Nemli ve kaygan zeminli tam bir labirent şeklindeki bu tünellerde yapılan bir tur, katakompların çok şey gördüğünü gösteriyor. İnsanlar buraya saklanırlar, Masonlar gizli toplantılarını yaparlardı. Almanların ve Rumenlerin işgali sırasında partizanlar da burada konaklamışlardı. Yeraltındaki küçük bir müzede o döneme ait sayısız belge, eski yataklar, üniformalar ve Nazi işgaline karşı savaşan partizan liderlerinin fotoğrafları sergileniyor.
Bugünlerde labirentin girişlerinin çoğu, olası bir Rus müdahalesine karşı savunma amaçlı bir önlem olarak kapatılmış durumda. Ağırlıklı Rusça konuşan şehir halkı, eğer Rus güçleri Odessa’yı da kontrol altına almak için operasyonlarına başlarsa var gücüyle şehirlerini korumaya kararlı görünüyor. Savaşı “bitmeyen cenaze töreni” olarak tanımlayan Babel, Odessa Öyküleri’nde şehir için “aydınlanma günlerini de, karanlık günleri de görmüştür. Şiirsel mutlu günleri de, çok çaresiz günleri de” diyor.
“Odessa” başlıklı denemesinde Babel; “Odessalı şarkıcılar arasında büyük sesler yok, ama sevinerek görüyorum ki, ( kâh hüzünlü, kâh duygulu) sanatsal bir ifade, heyecan, yumuşaklık, büyü, bir yaşama sevinci var bu seslerde” derken bir bakıma en azından ona haksızlık yapmış olduğu, vaktiyle caz da söylemiş olan Odessalı ünlü şarkıcı Leonid Udyosov’un çok tutulan bir şarkısında ifade ettiği gibi; “ Ah Odessa, deniz kıyısındaki güzel inci, ah Odessa, çok acı çektin!” Çok kültürlü Odessa’nın altın çağı çoktan gitmiş olsa bile, Yunanlılar, Bulgarlar, Yahudiler, Ermeniler ve Belaruslular da dâhil olmak üzere birçok azınlık üyesi hâlâ burada yaşamaya devam ediyor.

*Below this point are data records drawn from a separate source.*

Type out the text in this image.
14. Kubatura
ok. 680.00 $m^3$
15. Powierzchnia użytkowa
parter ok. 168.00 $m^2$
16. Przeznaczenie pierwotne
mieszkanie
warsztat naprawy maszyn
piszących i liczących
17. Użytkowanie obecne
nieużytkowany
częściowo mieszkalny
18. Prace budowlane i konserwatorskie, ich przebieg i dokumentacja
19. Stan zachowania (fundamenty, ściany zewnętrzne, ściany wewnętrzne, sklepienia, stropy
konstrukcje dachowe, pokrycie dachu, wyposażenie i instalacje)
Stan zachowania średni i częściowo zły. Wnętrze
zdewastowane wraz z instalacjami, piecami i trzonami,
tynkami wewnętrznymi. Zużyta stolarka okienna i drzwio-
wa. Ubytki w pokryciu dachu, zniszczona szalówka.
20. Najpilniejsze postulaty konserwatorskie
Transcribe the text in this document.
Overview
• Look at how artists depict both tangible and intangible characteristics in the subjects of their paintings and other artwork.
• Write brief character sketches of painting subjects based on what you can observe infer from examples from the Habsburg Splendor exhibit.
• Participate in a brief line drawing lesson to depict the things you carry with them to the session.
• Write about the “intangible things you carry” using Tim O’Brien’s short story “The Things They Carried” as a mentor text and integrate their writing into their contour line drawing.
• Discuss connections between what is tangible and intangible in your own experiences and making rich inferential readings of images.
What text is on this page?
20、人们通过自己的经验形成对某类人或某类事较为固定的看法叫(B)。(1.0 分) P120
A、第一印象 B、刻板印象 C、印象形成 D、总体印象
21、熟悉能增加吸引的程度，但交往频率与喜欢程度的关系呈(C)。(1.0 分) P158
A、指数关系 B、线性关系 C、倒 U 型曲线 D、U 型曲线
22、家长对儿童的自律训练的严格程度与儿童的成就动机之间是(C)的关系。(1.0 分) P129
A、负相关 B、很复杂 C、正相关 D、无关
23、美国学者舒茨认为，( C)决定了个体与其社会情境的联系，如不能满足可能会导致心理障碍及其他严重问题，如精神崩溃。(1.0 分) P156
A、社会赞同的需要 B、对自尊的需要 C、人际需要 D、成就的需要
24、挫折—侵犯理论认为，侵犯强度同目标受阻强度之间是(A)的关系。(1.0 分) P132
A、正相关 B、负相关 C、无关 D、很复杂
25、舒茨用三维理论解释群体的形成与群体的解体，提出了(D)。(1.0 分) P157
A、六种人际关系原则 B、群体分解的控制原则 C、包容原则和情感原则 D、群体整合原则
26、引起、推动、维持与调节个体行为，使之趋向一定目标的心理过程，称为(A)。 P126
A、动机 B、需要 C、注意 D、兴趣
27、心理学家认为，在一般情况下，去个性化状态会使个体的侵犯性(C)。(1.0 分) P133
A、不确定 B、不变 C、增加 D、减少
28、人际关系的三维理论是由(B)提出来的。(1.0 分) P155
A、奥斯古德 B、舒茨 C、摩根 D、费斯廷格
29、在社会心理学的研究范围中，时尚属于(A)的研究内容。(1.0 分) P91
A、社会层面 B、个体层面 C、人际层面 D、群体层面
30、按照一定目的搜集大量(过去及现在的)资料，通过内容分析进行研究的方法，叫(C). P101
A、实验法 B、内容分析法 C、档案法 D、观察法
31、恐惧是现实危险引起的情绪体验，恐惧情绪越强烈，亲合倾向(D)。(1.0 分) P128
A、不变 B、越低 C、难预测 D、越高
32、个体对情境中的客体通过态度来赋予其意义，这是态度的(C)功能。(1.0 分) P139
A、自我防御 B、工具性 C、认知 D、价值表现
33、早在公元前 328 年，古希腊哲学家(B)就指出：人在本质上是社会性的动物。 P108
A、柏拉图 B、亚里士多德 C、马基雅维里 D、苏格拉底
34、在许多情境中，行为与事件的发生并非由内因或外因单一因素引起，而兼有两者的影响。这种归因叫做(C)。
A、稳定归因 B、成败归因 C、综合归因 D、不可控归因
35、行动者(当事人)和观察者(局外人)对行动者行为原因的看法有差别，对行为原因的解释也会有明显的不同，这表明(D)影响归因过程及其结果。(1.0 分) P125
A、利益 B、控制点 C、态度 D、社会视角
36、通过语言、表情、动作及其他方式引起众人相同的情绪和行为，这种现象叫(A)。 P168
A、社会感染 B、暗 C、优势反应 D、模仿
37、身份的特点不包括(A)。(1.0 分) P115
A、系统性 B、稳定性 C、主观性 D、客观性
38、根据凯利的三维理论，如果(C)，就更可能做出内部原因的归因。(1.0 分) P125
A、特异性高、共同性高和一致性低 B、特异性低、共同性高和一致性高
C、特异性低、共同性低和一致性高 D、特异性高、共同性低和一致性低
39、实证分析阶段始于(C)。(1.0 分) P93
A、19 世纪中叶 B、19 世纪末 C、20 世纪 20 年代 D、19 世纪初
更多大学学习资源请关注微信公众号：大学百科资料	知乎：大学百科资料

Kapitalist-emperyalist blokun barıştan yana görünmekle birlikte Ukrayna’ya sürekli savaş malzemesi göndererek gerçekte iki ülkenin de birbirini olabildiğince kırmasını istediği bu anlamsız savaşın bir an önce son bulması ve ilk roketin dün atıldığı ve isabet ettiği Karadeniz’in, bu “güzel inci”sinin halkıyla birlikte bunun dışında bir zarar görmemesi tüm anti-militaristlerin, tüm savaş karşıtlarının en içten dileğidir.